Lately, it seems when i look at them the tears start to come. I dont know why.
I was not the initiator as well. I fought and fought and i believe i am still fighting.
I dont want to feel this way. I want to choose all the things Beth lists, unfortunately right now the pain is so overwhelming. I feel the same in church as well.
Karen, my heart goes out to you as i can relate, my mother had to deal with the same thing and i had to grow up watching it.
My father still doesnt hold himself accountable for it which makes me sad.
I dont know what to do. I cry alot when im with my son, he is only 3. Even when he senses my sadness, he puts his hand on me and says”it will be ok daddy, be happy” I so want to for him, to be strong. I dont know if this is healthy for him or not.
I cant walk away, he needs a father, he needs me now. But i feel so much failure that i feel i am doing more damage than good.
If we have done our best with what we knew and the other spouse closes the door for reconciliation then I do not think we need to live with feelings of failure (not saying that we won’t feel that way but that they are not based in reality). Satan is the accuser and “There is therefore now NO CONDEMNATION for those who are in Christ Jesus.” Even if we have failed or messed up – there is grace and forgiveness at the foot of the cross and we do not have to carry the weight of that forward. Other people can think what they want but we need to be more concerned about what HE thinks than about the opinion of others. Walk in grace dear sister!
I also resonate with this as another single father. I chose to file after years of working on trying to recover with a repeatedly unfaithful spouse…who still maintains she is willing to work on it, but there is no heart change. And so, when all you hear are the “success” stories, the failure implication is made clear.
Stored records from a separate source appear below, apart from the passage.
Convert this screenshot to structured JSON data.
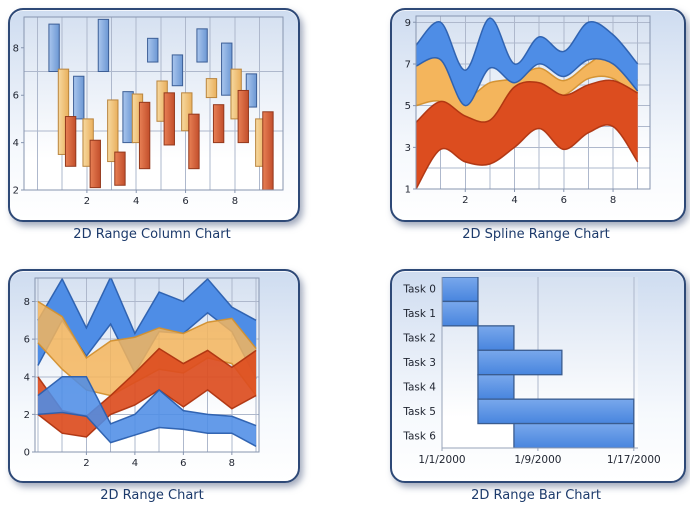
{
  "theme": {
    "panel_border": "#2E4977",
    "panel_bg_top": "#CEDCF0",
    "panel_bg_bottom": "#FFFFFF",
    "title_color": "#1C3A6B",
    "label_color": "#1F2430",
    "grid": "#AEB8CC",
    "frame": "#8795AF",
    "axis": "#97A3B8",
    "plot_bg_top": "#D6E1F1",
    "plot_bg_bottom": "#FFFFFF",
    "blue": "#4E8DE6",
    "orange": "#F4B55C",
    "red": "#DC4D1F"
  },
  "chart_data": [
    {
      "type": "range_column",
      "title": "2D Range Column Chart",
      "x": [
        1,
        2,
        3,
        4,
        5,
        6,
        7,
        8,
        9
      ],
      "xlim": [
        -0.55,
        9.95
      ],
      "ylim": [
        2,
        9.3
      ],
      "grid_x": [
        0,
        1,
        2,
        3,
        4,
        5,
        6,
        7,
        8,
        9
      ],
      "grid_y": [
        4.5,
        7
      ],
      "x_ticks": [
        {
          "v": 2,
          "label": "2"
        },
        {
          "v": 4,
          "label": "4"
        },
        {
          "v": 6,
          "label": "6"
        },
        {
          "v": 8,
          "label": "8"
        }
      ],
      "y_ticks": [
        {
          "v": 2,
          "label": "2"
        },
        {
          "v": 4,
          "label": "4"
        },
        {
          "v": 6,
          "label": "6"
        },
        {
          "v": 8,
          "label": "8"
        }
      ],
      "frame": true,
      "bar_width": 0.42,
      "series": [
        {
          "name": "blue",
          "color_light": "#A9C6EE",
          "color_dark": "#6B97D3",
          "border": "#3C5E96",
          "offset": -0.33,
          "ranges": [
            [
              7,
              9
            ],
            [
              5,
              6.8
            ],
            [
              7,
              9.2
            ],
            [
              4,
              6.15
            ],
            [
              7.4,
              8.4
            ],
            [
              6.4,
              7.7
            ],
            [
              7.4,
              8.8
            ],
            [
              6,
              8.2
            ],
            [
              5.5,
              6.9
            ]
          ]
        },
        {
          "name": "orange",
          "color_light": "#F7D9A0",
          "color_dark": "#E9AF5C",
          "border": "#B9853E",
          "offset": 0.05,
          "ranges": [
            [
              3.5,
              7.1
            ],
            [
              3,
              5
            ],
            [
              3.2,
              5.8
            ],
            [
              4,
              6.05
            ],
            [
              4.9,
              6.6
            ],
            [
              4.5,
              6.1
            ],
            [
              5.9,
              6.7
            ],
            [
              5,
              7.1
            ],
            [
              3,
              5
            ]
          ]
        },
        {
          "name": "red",
          "color_light": "#E88055",
          "color_dark": "#C24E2B",
          "border": "#94391D",
          "offset": 0.34,
          "ranges": [
            [
              3,
              5.1
            ],
            [
              2.1,
              4.1
            ],
            [
              2.2,
              3.6
            ],
            [
              2.9,
              5.7
            ],
            [
              3.9,
              6.1
            ],
            [
              2.9,
              5.2
            ],
            [
              4,
              5.6
            ],
            [
              4,
              6.2
            ],
            [
              1.9,
              5.3
            ]
          ]
        }
      ]
    },
    {
      "type": "spline_range",
      "title": "2D Spline Range Chart",
      "x": [
        0,
        1,
        2,
        3,
        4,
        5,
        6,
        7,
        8,
        9
      ],
      "xlim": [
        0,
        9.5
      ],
      "ylim": [
        1,
        9.3
      ],
      "grid_x": [
        1,
        2,
        3,
        4,
        5,
        6,
        7,
        8,
        9
      ],
      "grid_y": [
        2,
        3,
        4,
        5,
        6,
        7,
        8,
        9
      ],
      "x_ticks": [
        {
          "v": 2,
          "label": "2"
        },
        {
          "v": 4,
          "label": "4"
        },
        {
          "v": 6,
          "label": "6"
        },
        {
          "v": 8,
          "label": "8"
        }
      ],
      "y_ticks": [
        {
          "v": 1,
          "label": "1"
        },
        {
          "v": 3,
          "label": "3"
        },
        {
          "v": 5,
          "label": "5"
        },
        {
          "v": 7,
          "label": "7"
        },
        {
          "v": 9,
          "label": "9"
        }
      ],
      "frame": true,
      "series": [
        {
          "name": "orange",
          "color": "#F4B55C",
          "stroke": "#D2902F",
          "opacity": 1,
          "lo": [
            5.0,
            5.2,
            4.3,
            3.6,
            4.0,
            5.6,
            5.5,
            6.3,
            6.3,
            5.3
          ],
          "hi": [
            7.0,
            7.3,
            5.5,
            6.1,
            6.3,
            6.8,
            6.2,
            7.0,
            7.6,
            6.2
          ]
        },
        {
          "name": "blue",
          "color": "#4E8DE6",
          "stroke": "#2B5FAE",
          "opacity": 1,
          "lo": [
            6.9,
            7.2,
            5.0,
            6.8,
            6.1,
            7.0,
            6.4,
            7.2,
            7.0,
            5.7
          ],
          "hi": [
            7.9,
            9.0,
            6.7,
            9.2,
            7.0,
            8.3,
            7.6,
            9.0,
            8.4,
            7.0
          ]
        },
        {
          "name": "red",
          "color": "#DC4D1F",
          "stroke": "#AE3410",
          "opacity": 1,
          "lo": [
            1.0,
            2.9,
            2.3,
            2.2,
            3.0,
            3.9,
            2.9,
            3.7,
            4.0,
            2.3
          ],
          "hi": [
            4.2,
            5.2,
            4.5,
            4.3,
            5.9,
            6.1,
            5.5,
            6.0,
            6.2,
            5.6
          ]
        }
      ]
    },
    {
      "type": "range_area",
      "title": "2D Range Chart",
      "x": [
        0,
        1,
        2,
        3,
        4,
        5,
        6,
        7,
        8,
        9
      ],
      "xlim": [
        -0.12,
        9.12
      ],
      "ylim": [
        0,
        9.25
      ],
      "grid_x": [
        0,
        1,
        2,
        3,
        4,
        5,
        6,
        7,
        8,
        9
      ],
      "grid_y": [
        2,
        4,
        6,
        8
      ],
      "x_ticks": [
        {
          "v": 2,
          "label": "2"
        },
        {
          "v": 4,
          "label": "4"
        },
        {
          "v": 6,
          "label": "6"
        },
        {
          "v": 8,
          "label": "8"
        }
      ],
      "y_ticks": [
        {
          "v": 0,
          "label": "0"
        },
        {
          "v": 2,
          "label": "2"
        },
        {
          "v": 4,
          "label": "4"
        },
        {
          "v": 6,
          "label": "6"
        },
        {
          "v": 8,
          "label": "8"
        }
      ],
      "frame": true,
      "series": [
        {
          "name": "blue-upper",
          "color": "#4E8DE6",
          "stroke": "#2B5FAE",
          "opacity": 1,
          "lo": [
            4.6,
            7.0,
            5.1,
            6.8,
            4.2,
            6.4,
            6.3,
            7.4,
            6.4,
            3.9
          ],
          "hi": [
            7.0,
            9.2,
            6.6,
            9.3,
            6.3,
            8.5,
            8.0,
            9.2,
            7.7,
            7.0
          ]
        },
        {
          "name": "orange",
          "color": "#F4B55C",
          "stroke": "#D2902F",
          "opacity": 0.85,
          "lo": [
            5.8,
            4.4,
            3.3,
            3.0,
            3.7,
            4.4,
            4.2,
            5.0,
            4.7,
            3.0
          ],
          "hi": [
            8.0,
            7.2,
            5.0,
            5.9,
            6.1,
            6.6,
            6.3,
            6.9,
            7.1,
            5.5
          ]
        },
        {
          "name": "red",
          "color": "#DC4D1F",
          "stroke": "#AE3410",
          "opacity": 0.92,
          "lo": [
            2.0,
            1.0,
            0.8,
            2.0,
            2.5,
            3.3,
            2.4,
            3.3,
            2.3,
            3.0
          ],
          "hi": [
            4.0,
            2.2,
            1.9,
            3.0,
            4.2,
            5.5,
            4.7,
            5.4,
            4.5,
            5.4
          ]
        },
        {
          "name": "blue-lower",
          "color": "#4E8DE6",
          "stroke": "#2B5FAE",
          "opacity": 0.88,
          "lo": [
            2.0,
            2.1,
            1.9,
            0.5,
            0.9,
            1.3,
            1.2,
            1.0,
            1.0,
            0.3
          ],
          "hi": [
            3.0,
            4.0,
            4.0,
            1.5,
            2.0,
            3.3,
            2.2,
            2.0,
            1.9,
            1.4
          ]
        }
      ]
    },
    {
      "type": "range_bar",
      "title": "2D Range Bar Chart",
      "categories": [
        "Task 0",
        "Task 1",
        "Task 2",
        "Task 3",
        "Task 4",
        "Task 5",
        "Task 6"
      ],
      "ranges": [
        [
          0,
          3
        ],
        [
          0,
          3
        ],
        [
          3,
          6
        ],
        [
          3,
          10
        ],
        [
          3,
          6
        ],
        [
          3,
          16
        ],
        [
          6,
          16
        ]
      ],
      "xlim": [
        0,
        16.35
      ],
      "grid_x": [
        8,
        16
      ],
      "x_ticks": [
        {
          "v": 0,
          "label": "1/1/2000"
        },
        {
          "v": 8,
          "label": "1/9/2000"
        },
        {
          "v": 16,
          "label": "1/17/2000"
        }
      ],
      "frame": false,
      "bar": {
        "color_light": "#79A8EC",
        "color_dark": "#4885DE",
        "border": "#3A5C8F"
      }
    }
  ]
}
Perhaps the biggest challenge is the “infamous” I Cor. 13 and love never fails. Though I believe it is a picture of God’s perfect love, it’s still widely used as an expectation, one that I have failed to meet.
I am an epic failure at 42, too. Raised in a family full of pastors and as a daughter of a pastor, it took me years and years to finally ask my abusive husband to move out. Now, because I did that, all the blame is on me. I feel like a failure and find myself so uncomfortable in church which just breaks my heart. I’m homesick for that feeling of being fully accepted, understood, and loved by my Church family. I can also relate to being unable to be in that person’s presence without feeling like flipping out… I realized yesterday that I simply cannot be around that person right now because apparently I’m not mature enough to not feel like committing a felony. Darn. I hate that about me!